Writers like crawling into other people’s heads and living their lives. That’s just baseline creepiness for me: I’ll ask myself “What would it be like to live in a postapocalyptic world if all I had for shoes was what I’m wearing on my feet right now?” and in about fifteen minutes I have a rough outline of a story where someone’s hiking from Washington DC to New York. Most often these things get discarded, but sometimes they turn into stories.
Lately I’ve been looking at these two-hundred-year-old farmhouses and wondering how they feel inside. How it feels to standin a house that’s not linear, where the house itself goes at a right angle — or two right angles! How it feels to stand in an attic that meets itself in a T with windows on three sides.
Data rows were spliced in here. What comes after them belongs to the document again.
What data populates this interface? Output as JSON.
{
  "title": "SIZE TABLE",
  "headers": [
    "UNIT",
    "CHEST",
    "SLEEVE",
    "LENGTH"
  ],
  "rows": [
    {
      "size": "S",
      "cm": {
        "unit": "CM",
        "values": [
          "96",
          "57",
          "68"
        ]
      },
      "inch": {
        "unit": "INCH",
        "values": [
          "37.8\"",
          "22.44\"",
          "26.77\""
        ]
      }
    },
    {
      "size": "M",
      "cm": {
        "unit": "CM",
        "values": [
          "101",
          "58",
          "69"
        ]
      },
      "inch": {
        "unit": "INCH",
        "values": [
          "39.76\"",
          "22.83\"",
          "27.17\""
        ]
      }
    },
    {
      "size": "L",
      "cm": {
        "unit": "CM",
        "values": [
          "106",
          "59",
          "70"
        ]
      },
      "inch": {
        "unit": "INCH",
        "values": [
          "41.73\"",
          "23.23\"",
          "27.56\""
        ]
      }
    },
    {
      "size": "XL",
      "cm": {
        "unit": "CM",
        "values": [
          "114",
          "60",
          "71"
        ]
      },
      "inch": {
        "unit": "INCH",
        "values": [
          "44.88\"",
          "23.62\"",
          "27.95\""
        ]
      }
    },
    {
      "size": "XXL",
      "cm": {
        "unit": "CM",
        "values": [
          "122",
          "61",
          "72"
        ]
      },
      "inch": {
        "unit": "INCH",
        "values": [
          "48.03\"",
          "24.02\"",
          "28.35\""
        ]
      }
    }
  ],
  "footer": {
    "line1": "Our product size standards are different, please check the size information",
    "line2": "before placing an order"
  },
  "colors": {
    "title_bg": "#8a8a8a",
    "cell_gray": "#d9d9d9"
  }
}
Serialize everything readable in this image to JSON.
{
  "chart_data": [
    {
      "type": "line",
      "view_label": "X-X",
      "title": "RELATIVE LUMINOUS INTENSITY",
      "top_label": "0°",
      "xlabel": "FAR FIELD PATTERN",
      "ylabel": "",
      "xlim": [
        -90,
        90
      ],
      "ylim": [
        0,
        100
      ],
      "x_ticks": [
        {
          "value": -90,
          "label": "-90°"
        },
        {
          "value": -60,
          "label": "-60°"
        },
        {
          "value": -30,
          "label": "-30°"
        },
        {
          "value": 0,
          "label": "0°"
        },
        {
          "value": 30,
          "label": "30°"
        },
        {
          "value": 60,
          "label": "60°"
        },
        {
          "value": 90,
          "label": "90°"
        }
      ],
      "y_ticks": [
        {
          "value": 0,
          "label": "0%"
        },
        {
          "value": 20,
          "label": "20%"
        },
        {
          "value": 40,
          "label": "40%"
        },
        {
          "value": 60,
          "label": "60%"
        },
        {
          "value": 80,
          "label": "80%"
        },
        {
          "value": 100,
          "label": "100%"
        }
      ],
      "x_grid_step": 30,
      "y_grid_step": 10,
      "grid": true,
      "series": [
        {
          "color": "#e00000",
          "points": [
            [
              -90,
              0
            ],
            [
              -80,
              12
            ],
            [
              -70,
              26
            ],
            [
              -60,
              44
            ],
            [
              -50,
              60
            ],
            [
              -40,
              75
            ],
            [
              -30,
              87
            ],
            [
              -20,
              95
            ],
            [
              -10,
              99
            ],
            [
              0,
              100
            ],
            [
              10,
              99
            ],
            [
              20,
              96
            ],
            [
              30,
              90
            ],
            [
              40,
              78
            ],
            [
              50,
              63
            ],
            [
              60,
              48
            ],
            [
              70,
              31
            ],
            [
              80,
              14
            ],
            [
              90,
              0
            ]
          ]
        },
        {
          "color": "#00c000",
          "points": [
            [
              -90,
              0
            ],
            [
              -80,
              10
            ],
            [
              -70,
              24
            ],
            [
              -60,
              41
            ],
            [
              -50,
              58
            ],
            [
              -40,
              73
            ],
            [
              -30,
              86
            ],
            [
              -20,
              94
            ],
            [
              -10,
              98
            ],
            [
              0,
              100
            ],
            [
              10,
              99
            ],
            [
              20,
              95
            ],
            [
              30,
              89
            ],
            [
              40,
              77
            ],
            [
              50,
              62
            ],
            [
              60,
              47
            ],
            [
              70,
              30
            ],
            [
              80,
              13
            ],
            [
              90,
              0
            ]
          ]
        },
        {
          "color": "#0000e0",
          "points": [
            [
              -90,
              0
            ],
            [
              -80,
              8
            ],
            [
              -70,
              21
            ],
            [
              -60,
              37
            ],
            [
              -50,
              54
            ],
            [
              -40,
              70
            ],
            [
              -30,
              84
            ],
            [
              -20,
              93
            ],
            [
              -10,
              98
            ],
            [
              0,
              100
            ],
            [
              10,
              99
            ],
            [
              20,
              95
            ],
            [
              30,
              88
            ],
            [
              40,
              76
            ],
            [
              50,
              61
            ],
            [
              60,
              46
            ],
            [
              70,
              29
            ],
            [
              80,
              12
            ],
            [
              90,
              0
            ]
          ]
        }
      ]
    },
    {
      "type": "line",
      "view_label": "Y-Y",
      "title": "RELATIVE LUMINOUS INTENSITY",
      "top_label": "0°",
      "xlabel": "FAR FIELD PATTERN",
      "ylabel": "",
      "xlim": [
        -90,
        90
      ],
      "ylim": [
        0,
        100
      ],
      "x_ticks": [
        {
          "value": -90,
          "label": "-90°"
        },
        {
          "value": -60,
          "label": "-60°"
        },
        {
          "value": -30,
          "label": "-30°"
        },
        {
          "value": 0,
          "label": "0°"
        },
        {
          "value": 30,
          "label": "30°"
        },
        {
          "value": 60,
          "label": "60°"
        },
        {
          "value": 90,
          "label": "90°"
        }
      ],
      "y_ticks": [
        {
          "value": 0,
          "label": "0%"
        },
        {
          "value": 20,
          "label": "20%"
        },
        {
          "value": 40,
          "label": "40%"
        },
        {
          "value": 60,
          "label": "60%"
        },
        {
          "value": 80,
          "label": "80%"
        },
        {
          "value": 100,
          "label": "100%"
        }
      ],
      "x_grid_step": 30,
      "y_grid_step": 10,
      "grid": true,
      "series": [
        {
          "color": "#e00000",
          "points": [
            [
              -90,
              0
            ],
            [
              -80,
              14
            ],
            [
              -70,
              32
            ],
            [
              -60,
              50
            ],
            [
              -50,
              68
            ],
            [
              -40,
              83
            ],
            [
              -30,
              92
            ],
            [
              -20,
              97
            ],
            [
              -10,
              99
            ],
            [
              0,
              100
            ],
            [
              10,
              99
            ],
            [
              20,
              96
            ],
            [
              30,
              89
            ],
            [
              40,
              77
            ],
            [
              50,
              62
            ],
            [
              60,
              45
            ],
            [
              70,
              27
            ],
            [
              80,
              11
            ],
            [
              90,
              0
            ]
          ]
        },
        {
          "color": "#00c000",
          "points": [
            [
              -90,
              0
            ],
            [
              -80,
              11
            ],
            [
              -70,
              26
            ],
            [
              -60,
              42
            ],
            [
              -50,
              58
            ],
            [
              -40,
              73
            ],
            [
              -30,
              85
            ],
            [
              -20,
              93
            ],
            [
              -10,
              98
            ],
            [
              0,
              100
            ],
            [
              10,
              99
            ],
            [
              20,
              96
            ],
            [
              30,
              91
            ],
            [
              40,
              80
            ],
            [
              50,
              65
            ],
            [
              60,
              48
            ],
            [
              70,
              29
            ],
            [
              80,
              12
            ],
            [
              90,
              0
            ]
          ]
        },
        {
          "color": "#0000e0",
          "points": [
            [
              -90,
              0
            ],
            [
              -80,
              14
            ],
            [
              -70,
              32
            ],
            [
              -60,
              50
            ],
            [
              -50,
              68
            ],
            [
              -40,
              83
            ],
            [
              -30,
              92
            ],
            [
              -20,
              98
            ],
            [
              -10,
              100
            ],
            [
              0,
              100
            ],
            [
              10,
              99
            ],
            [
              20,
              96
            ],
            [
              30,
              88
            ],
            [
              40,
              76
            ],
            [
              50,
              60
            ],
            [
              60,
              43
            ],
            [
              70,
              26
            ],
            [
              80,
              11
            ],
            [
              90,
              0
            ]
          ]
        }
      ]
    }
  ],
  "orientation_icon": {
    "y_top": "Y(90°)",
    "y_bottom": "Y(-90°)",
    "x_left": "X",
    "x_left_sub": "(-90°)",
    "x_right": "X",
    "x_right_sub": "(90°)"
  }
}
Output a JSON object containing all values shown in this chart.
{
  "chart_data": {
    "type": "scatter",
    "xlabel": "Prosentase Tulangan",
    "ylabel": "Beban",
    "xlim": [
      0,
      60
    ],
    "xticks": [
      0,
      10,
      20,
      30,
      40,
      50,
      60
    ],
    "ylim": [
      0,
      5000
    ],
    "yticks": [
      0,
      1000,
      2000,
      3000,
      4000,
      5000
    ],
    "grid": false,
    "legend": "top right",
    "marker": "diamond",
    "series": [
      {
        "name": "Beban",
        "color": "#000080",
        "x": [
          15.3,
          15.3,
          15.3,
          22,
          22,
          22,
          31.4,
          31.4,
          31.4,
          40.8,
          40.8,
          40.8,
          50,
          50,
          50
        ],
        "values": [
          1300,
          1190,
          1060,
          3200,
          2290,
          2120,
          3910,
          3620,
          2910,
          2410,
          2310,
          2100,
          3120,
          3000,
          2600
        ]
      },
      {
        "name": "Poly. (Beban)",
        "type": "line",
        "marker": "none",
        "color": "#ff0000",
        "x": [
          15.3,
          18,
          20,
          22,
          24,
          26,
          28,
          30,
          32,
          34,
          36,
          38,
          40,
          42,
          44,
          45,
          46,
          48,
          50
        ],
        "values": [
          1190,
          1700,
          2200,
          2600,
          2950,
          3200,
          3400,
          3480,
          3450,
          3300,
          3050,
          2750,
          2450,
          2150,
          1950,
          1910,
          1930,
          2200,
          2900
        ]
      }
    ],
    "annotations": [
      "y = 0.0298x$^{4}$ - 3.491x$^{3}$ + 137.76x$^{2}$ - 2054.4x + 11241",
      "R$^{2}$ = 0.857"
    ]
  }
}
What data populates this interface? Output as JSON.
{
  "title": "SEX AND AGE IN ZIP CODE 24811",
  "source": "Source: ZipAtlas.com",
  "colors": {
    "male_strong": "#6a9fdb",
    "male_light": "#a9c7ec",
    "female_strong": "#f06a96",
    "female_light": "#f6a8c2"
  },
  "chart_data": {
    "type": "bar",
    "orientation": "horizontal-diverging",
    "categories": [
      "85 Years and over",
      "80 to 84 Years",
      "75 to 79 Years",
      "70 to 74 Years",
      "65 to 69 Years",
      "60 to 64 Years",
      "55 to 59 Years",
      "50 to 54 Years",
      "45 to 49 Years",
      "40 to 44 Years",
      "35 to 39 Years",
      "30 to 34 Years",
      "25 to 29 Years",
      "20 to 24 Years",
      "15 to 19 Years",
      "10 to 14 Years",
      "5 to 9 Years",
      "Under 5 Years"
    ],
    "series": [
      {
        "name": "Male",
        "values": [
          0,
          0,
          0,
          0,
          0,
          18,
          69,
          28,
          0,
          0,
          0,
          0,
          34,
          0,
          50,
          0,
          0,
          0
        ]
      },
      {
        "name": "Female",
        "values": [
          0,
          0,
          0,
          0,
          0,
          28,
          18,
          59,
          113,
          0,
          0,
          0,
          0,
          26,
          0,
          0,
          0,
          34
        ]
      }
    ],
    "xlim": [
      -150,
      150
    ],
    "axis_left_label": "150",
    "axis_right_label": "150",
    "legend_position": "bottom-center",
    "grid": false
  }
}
And here we are, me stuck at red lights in neighborhoods I could never afford, looking at these curious homes with signs proudly proclaiming “Open House Saturday.”
Meaning I could go inside one of these houses to research floor plans. To experience existence in a house where all the rooms aren’t contained in a rectangular floor-plan.
I said, “So how creepy would that be?”
My Patient Husband, who I don’t believe has ever wondered whether he could walk from New York to Washington in the shoes he’s currently wearing, said, “I think that’d be pretty creepy. The social contract with an open house is that you’re there to consider buying it.”
So I guess for now I’m going to be stuck with YouTube walkthroughs of old famhouses. In fact, forever, because that two-hundred-year-old Victorian with the T-shaped attic just isn’t in the budget.